Martin Sjolund: Yes. No. I mean, in the European markets, we are already in, I would say, a broader set of segments than we are in the U.S. So, we've been doing it for some time there. And that's just been something we've developed over time is getting data, tuning our underwriting, building our operational confidence in a particular area and then scaling up if we see the opportunities. On the U.S. side, I do think that these investments that we're making will give us a more lean operating platform. We'll be able to provide better service to customers. We'll have more automation. We'll have better ways of leveraging the data and so on.

So, it will be bringing improvements -- and I do think over time, it will make us more flexible in terms of handling other segments. But it's not just the technology platform. There's other capabilities that we've put in place. For example, building up a network of external debt collection agencies. 2 years ago, that wasn't something we really did in the U.S. It's something over on the European side, we've been doing for a while. And that's just another way of creating capabilities. They don't all have to be in-house, but they would enable us to go after segments that we may not be focused on currently.

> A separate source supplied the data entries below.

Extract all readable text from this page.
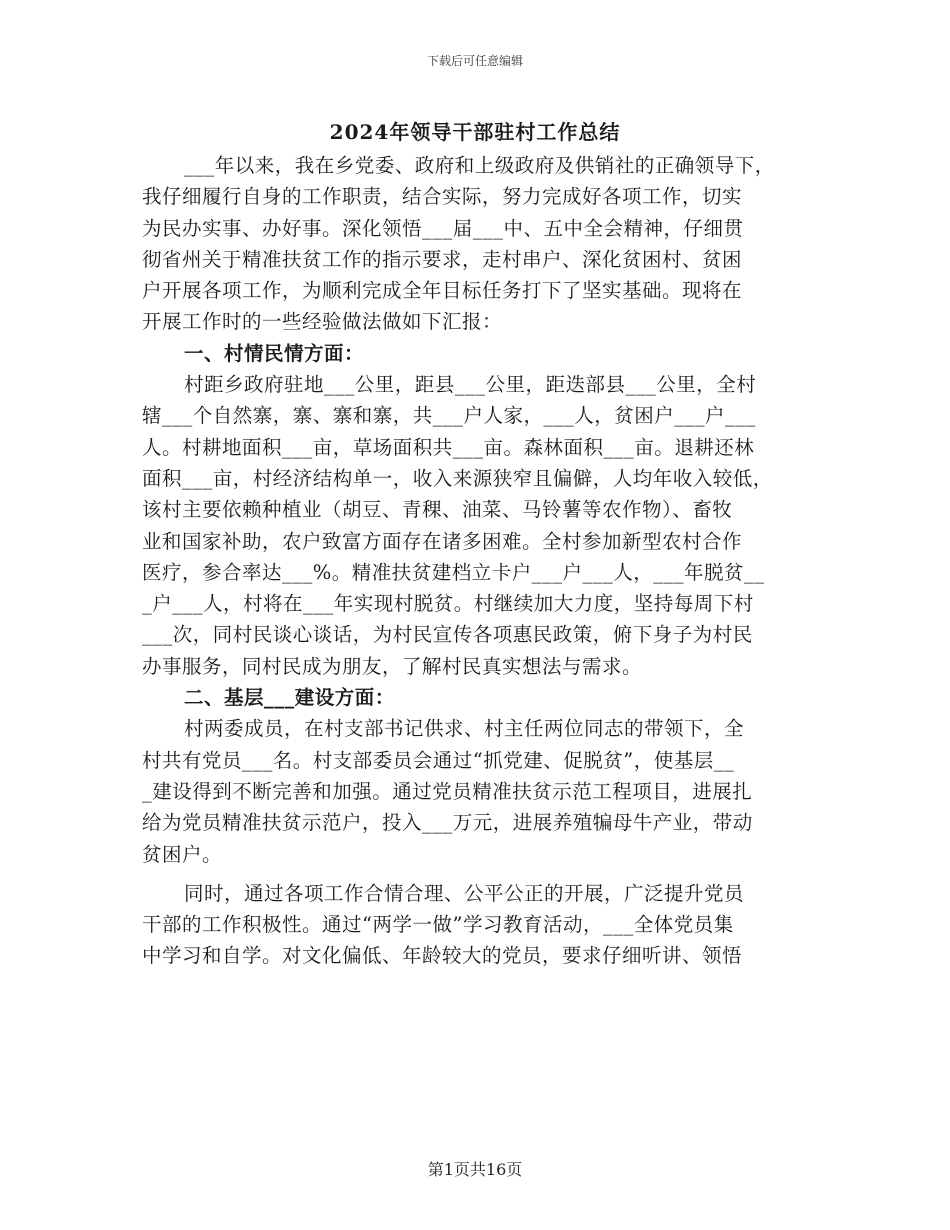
下载后可任意编辑
2024年领导干部驻村工作总结
___年以来，我在乡党委、政府和上级政府及供销社的正确领导下，
我仔细履行自身的工作职责，结合实际，努力完成好各项工作，切实
为民办实事、办好事。深化领悟___届___中、五中全会精神，仔细贯
彻省州关于精准扶贫工作的指示要求，走村串户、深化贫困村、贫困
户开展各项工作，为顺利完成全年目标任务打下了坚实基础。现将在
开展工作时的一些经验做法做如下汇报：
一、村情民情方面：
村距乡政府驻地___公里，距县___公里，距迭部县___公里，全村
辖___个自然寨，寨、寨和寨，共___户人家，___人，贫困户___户___
人。村耕地面积___亩，草场面积共___亩。森林面积___亩。退耕还林
面积___亩，村经济结构单一，收入来源狭窄且偏僻，人均年收入较低，
该村主要依赖种植业（胡豆、青稞、油菜、马铃薯等农作物）、畜牧
业和国家补助，农户致富方面存在诸多困难。全村参加新型农村合作
医疗，参合率达___%。精准扶贫建档立卡户___户___人，___年脱贫__
_户___人，村将在___年实现村脱贫。村继续加大力度，坚持每周下村
___次，同村民谈心谈话，为村民宣传各项惠民政策，俯下身子为村民
办事服务，同村民成为朋友，了解村民真实想法与需求。
二、基层___建设方面：
村两委成员，在村支部书记供求、村主任两位同志的带领下，全
村共有党员___名。村支部委员会通过“抓党建、促脱贫”，使基层__
_建设得到不断完善和加强。通过党员精准扶贫示范工程项目，进展扎
给为党员精准扶贫示范户，投入___万元，进展养殖犏母牛产业，带动
贫困户。
同时，通过各项工作合情合理、公平公正的开展，广泛提升党员
干部的工作积极性。通过“两学一做”学习教育活动，___全体党员集
中学习和自学。对文化偏低、年龄较大的党员，要求仔细听讲、领悟
第1页共16页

Robert Dodd: Got it. And if I can add one more. On the legal now in the U.S., I think it was 53% of collections, if I heard that right, it was 46% a year ago. I mean how -- there's been a number of steps on utilization of the legal channel you've taken over several years, optimizing the actual collections when there's a lean things like that. I mean how much of the growth is just you've spent more on that channel versus it's a consequence of the optimization steps themselves rather than just -- and I don't mean that in the wrong way, but putting more pure financial resources in terms of spending behind it.

Martin Sjolund: Yes. I would say it's a combination there. I mean the first thing that we always point out is that we don't lead with legal. We do first work very hard to engage with customers through digital and through call centers and so on. But if people won't engage and if we conclude that they should be able to make repayments, we will pursue the legal channel. And over the past couple of years, we have made significant improvements in our capabilities all across the kind of legal collections chain. So, on one hand, we've been doing that. That makes it more efficient for us to use that channel, and it just makes the returns better if we do it.

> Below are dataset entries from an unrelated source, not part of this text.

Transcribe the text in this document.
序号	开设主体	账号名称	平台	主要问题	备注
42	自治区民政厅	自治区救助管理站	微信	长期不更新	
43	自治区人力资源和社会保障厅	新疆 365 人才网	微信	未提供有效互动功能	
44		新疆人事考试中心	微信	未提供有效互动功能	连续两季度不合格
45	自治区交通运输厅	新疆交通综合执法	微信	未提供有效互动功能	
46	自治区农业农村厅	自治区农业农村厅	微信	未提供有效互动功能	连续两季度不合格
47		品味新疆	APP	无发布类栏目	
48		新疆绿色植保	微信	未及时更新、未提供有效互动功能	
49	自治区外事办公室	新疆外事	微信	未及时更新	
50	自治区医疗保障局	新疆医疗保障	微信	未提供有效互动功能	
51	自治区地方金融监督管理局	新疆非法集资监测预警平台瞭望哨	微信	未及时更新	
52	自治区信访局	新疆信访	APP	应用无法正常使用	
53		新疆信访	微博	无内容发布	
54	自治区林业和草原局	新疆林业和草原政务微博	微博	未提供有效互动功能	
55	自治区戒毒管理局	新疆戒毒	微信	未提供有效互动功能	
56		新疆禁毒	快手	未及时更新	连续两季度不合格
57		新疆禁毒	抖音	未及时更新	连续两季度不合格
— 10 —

But on the other hand, we've also been investing significantly in it, as you pointed out. And that kind of creates that, I would say, a virtuous cycle where we have more data, we're investing more. We're seeing better results as we build these capabilities. So really both sides come together. It's both a matter of investing. It's a matter of better scoring to understand the economics on an individual account basis, but also those capabilities, which are rooted in technology and other capabilities that help make us more efficient on legal.

Rakesh Sehgal: Yes, Robert, it obviously starts with us improving our processes, the life cycle, and that's what's given us confidence to continue to invest. So, the growth in Legal was 40% going into '25. And then last year, it grew another 30%. And the important thing is that before we put that account into the legal channel, we obviously will score those accounts. They have to meet certain return thresholds and that's when we decide if it's meeting those return thresholds, the account will go into the legal channel. And keep in mind, there's greater certainty on the cash that we collect as well as the cash that we will collect. The amount is higher versus some of the other channels.

Operator: [Operator Instructions] I'm showing no further questions at this time. I would like to turn it back to Martin Sjolund for closing remarks.

Martin Sjolund: Okay. Thank you. Well, as you can see, we're off to a good start in 2026. We've got good momentum on our 3.0 strategy. And we're going to be attending a few investor conferences over the next couple of weeks, including Barclays and Truist conferences. So, I hope to see some of you there. So, thank you very much.

Operator: Thank you, presenters. And ladies and gentlemen, this concludes today's conference call. Thank you all for joining. You may now disconnect.